No le faltaron, sin embargo, calumnias y persecuciones. Se
empleó a fondo en una labor de moralización del pueblo: la guerra
a las tabernas, la lucha contra el trabajo de los domingos, la sostenida
actividad para conseguir desterrar la ignorancia religiosa y, sobre todo, su
dramática oposición al baile, le ocasionaron sinsabores y
disgustos. No faltaron acusaciones ante sus propios superiores religiosos. Sin
embargo, su virtud consiguió triunfar, y años después
podía decirse con toda verdad que «Ars ya no es Ars». Los
peregrinos que iban a empezar a llegar, venidos de todas partes,
recogerían con edificación el ejemplo de aquel pueblecillo donde
florecían las vocaciones religiosas, se practicaba la caridad, se
habían desterrado los vicios, se hacía oración en las
casas y se santificaba el trabajo.
La lucha tuvo en algunas ocasiones un carácter
más dramático aún. Conocemos episodios de la vida del
Santo en que su lucha con el demonio llega a adquirir tales caracteres que no
podemos atribuirlos a ilusión o a coincidencias. El anecdotario es
copioso, y en algunas ocasiones sobrecogedor.
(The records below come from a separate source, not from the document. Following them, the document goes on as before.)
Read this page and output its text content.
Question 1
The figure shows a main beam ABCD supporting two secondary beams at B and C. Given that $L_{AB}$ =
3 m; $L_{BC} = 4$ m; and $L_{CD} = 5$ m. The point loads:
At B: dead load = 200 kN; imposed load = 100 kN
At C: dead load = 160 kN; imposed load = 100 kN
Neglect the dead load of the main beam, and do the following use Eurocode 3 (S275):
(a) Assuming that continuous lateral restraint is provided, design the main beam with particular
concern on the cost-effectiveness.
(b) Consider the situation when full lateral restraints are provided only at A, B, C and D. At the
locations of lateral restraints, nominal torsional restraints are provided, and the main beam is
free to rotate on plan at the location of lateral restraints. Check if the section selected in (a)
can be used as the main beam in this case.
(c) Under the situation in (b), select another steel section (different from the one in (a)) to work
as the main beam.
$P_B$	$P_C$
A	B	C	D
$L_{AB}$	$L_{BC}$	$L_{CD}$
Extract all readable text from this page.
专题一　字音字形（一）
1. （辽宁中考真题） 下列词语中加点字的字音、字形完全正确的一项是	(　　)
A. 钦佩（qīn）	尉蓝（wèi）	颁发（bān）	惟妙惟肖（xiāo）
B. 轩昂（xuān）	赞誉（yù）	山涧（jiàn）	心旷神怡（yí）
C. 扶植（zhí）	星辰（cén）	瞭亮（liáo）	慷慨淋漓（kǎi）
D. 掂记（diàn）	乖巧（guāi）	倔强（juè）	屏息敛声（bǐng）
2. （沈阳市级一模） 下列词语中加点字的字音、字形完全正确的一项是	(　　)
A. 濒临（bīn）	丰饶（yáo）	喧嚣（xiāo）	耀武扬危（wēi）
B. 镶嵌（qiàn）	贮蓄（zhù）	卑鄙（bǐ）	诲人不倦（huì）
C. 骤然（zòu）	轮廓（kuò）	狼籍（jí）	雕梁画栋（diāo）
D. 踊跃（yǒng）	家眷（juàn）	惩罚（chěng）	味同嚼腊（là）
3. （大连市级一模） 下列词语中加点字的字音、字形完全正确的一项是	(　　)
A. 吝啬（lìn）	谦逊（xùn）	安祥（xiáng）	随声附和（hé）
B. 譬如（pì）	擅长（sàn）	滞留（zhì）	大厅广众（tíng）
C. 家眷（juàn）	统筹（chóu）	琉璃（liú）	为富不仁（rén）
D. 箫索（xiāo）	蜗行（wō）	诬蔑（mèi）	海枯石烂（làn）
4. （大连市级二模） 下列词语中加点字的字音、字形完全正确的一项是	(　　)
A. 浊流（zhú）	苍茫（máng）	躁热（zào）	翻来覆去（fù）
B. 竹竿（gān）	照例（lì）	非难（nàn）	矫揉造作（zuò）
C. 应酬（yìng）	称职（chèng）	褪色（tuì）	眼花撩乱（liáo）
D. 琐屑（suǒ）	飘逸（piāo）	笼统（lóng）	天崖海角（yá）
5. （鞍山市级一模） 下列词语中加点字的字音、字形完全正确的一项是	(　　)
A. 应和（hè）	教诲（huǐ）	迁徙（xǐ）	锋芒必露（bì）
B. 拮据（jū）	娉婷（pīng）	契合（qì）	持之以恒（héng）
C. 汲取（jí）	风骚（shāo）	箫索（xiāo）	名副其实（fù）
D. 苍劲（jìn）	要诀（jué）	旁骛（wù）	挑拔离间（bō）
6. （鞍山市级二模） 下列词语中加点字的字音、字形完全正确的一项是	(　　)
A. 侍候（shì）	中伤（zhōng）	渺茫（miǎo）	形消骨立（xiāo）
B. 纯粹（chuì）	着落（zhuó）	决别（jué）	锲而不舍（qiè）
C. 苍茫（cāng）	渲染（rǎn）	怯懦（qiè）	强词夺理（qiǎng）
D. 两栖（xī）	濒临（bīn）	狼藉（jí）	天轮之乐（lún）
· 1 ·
Ya hemos dicho que el Santo solía ayudar, con
fraternal caridad, a sus compañeros en las misiones parroquiales que se
organizaban en los pueblos de los alrededores. En todos ellos dejaba el Santo
un gran renombre por su oración, su penitencia y su ejemplaridad. Era
lógico que aquellos buenos campesinos recurrieran luego a él, al
presentarse dificultades, o simplemente para confesarse y volver a recibir los
buenos consejos que de sus labios habían escuchado. Éste fue el
comienzo de la célebre peregrinación a Ars. Lo que al principio
sólo era un fenómeno local, circunscrito casi a las
diócesis de Lyón y Belley, luego fue tomando un vuelo cada vez
mayor, de tal manera que llegó a hacerse célebre el cura de Ars
en toda Francia y aun en Europa entera. De todas partes empezaron a afluir
peregrinos, se editaron libros para servir de guía, y es conocido el
hecho de que en la estación de Lyón se llegó a establecer
una taquilla especial para despachar billetes de ida y vuelta a Ars. Aquel
pobre sacerdote, que trabajosamente había hecho sus estudios, y a quien
la autoridad diocesana había relegado en uno de los peores pueblos de la
diócesis, iba a convertirse en consejero buscadísimo por millares
y millares de almas. Y entre ellas se contarían gentes de toda
condición, desde prelados insignes e intelectuales famosos, hasta
humildísimos enfermos y pobres gentes atribuladas que irían a
buscar en él algún consuelo.
Aquella afluencia de gentes iba a alterar por completo su
vida. Día llegará en que el Santo Cura desconocerá su
propio pueblo, encerrado como se pasará el día entre las
míseras tablas de su confesonario. Entonces se producirá el
milagro más impresionante de toda su vida: el simple hecho de que
pudiera subsistir con aquel género de vida.
Porque aquel hombre, por el que van pasando ya los
años, sostendrá como habitual la siguiente distribución de
tiempo: levantarse a la una de la madrugada e ir a la iglesia a hacer
oración. Antes de la aurora, se inician las confesiones de las mujeres.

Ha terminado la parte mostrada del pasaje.